Naskah Khutbah Jumat: Merantau demi Belajar Agama

Belajar ilmu agama bermanfaat secara ukhrawi dan duniawi.

ANTARA FOTO/Yusuf Nugroho
Naskah Khutbah Jumat: Merantau demi Belajar Agama. Pengunjung berjalan di depan Masjid Menara Kudus, Kudus, Jawa Tengah.
Rep: Rossi Handayani Red: Ani Nursalikah

REPUBLIKA.CO.ID, Oleh: Abdullah ZaenPendakwah lulusan S2 jurusan Aqidah Universitas Islam Madinah

Baca Juga

KHUTBAH PERTAMA

إِنَّ الْحَمْدَ للهِ نَحْمَدُهُ وَنَسْتَعِيْنُهُ وَنَسْتَغْفِرُهُ وَنَعُوْذُ بِاللهِ مِنْ شُرُوْرِ أَنْفُسِنَا وَسَيِّئَاتِ أَعْمَالِنَا مَنْ يَهْدِهِ اللهُ فَلاَ مُضِلَّ لَهُ وَمَنْ يُضْلِلْ فَلاَ هَادِيَ لَهُ وَأَشْهَدُ أَنْ لاَ إِلَهَ إِلاَّ اللهُ وَحْدَهُ لاَ شَرِيْكَ لَهُ وَأَشْهَدُ أَنَّ مُحَمَّداً عَبْدُهُ وَرَسُوْلُهُ.

أَمَّا بَعْدُ، فَإِنَّ خَيْرَ الْحَدِيثِ كِتَابُ اللَّهِ، وَخَيْرَ الْهُدَى هُدَى مُحَمَّدٍ صَلَّى اللَّهُ عَلَيْهِ وَسَلَّمَ، وَشَرَّ الْأُمُورِ مُحْدَثَاتُهَا، وَكُلُّ بِدْعَةٍ ضَلَالَةٌ.

اللَّهُمَّ صَلِّ عَلىَ مُحَمَّدٍ وَعَلىَ آلِ مُحَمَّدٍ كَماَ صَلَّيْتَ عَلىَ إِبْرَاهِيْمَ وَعَلىَ آلِ إِبْرَاهِيْمَ إِنـَّكَ حَمِيْدٌ مَجِيْدٌ، اَللَّهُمَّ باَرِكْ عَلىَ مُحَمَّدٍ وَعَلىَ آلِ مُحَمَّدٍ كَماَ باَرَكْتَ عَلىَ إِبْرَاهِيْمَ وَعَلىَ آلِ إِبْرَاهِيْمَ إِنـَّكَ حَمِيْدٌ مَجِيْدٌ.
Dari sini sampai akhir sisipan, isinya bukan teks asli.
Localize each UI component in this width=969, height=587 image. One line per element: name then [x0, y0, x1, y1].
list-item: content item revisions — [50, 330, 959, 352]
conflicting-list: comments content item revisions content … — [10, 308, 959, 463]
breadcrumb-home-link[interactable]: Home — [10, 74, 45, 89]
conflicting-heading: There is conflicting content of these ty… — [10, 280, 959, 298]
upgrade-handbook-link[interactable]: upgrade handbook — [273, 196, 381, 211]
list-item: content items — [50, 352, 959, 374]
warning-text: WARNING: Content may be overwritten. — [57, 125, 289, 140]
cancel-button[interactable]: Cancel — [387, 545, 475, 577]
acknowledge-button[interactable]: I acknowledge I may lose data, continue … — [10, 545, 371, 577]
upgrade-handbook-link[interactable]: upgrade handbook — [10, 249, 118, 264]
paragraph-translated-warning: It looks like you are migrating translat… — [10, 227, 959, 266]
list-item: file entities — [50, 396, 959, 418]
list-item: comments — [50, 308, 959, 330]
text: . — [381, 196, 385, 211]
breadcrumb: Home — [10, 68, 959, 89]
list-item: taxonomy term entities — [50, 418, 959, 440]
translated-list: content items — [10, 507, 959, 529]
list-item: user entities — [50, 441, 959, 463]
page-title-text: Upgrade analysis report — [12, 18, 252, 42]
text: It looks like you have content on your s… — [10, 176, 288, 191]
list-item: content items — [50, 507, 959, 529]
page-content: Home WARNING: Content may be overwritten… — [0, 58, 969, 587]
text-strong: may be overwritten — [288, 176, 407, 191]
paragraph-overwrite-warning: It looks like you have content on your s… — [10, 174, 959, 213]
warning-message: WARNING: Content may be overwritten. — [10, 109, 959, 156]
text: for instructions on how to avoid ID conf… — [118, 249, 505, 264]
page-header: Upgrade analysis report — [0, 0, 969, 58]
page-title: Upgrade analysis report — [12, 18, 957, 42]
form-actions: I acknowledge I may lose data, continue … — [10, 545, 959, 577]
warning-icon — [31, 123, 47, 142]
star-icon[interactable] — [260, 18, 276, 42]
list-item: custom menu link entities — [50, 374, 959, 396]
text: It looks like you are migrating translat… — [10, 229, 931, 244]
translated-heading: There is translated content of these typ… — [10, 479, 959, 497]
Jama’ah Jum’at rahimakumullah…

Marilah kita meningkatkan ketaqwaan kepada Allah ta’ala secara serius. Yaitu dengan mengamalkan apa yang diperintahkan oleh-Nya dan Rasul-Nya shallallahu ’alaihi wasallam. Serta menjauhi apa yang dilarang oleh-Nya dan Rasul-Nya shallallahu ’alaihi wasallam.

Jama'ah Jum'at yang semoga dimuliakan Allah...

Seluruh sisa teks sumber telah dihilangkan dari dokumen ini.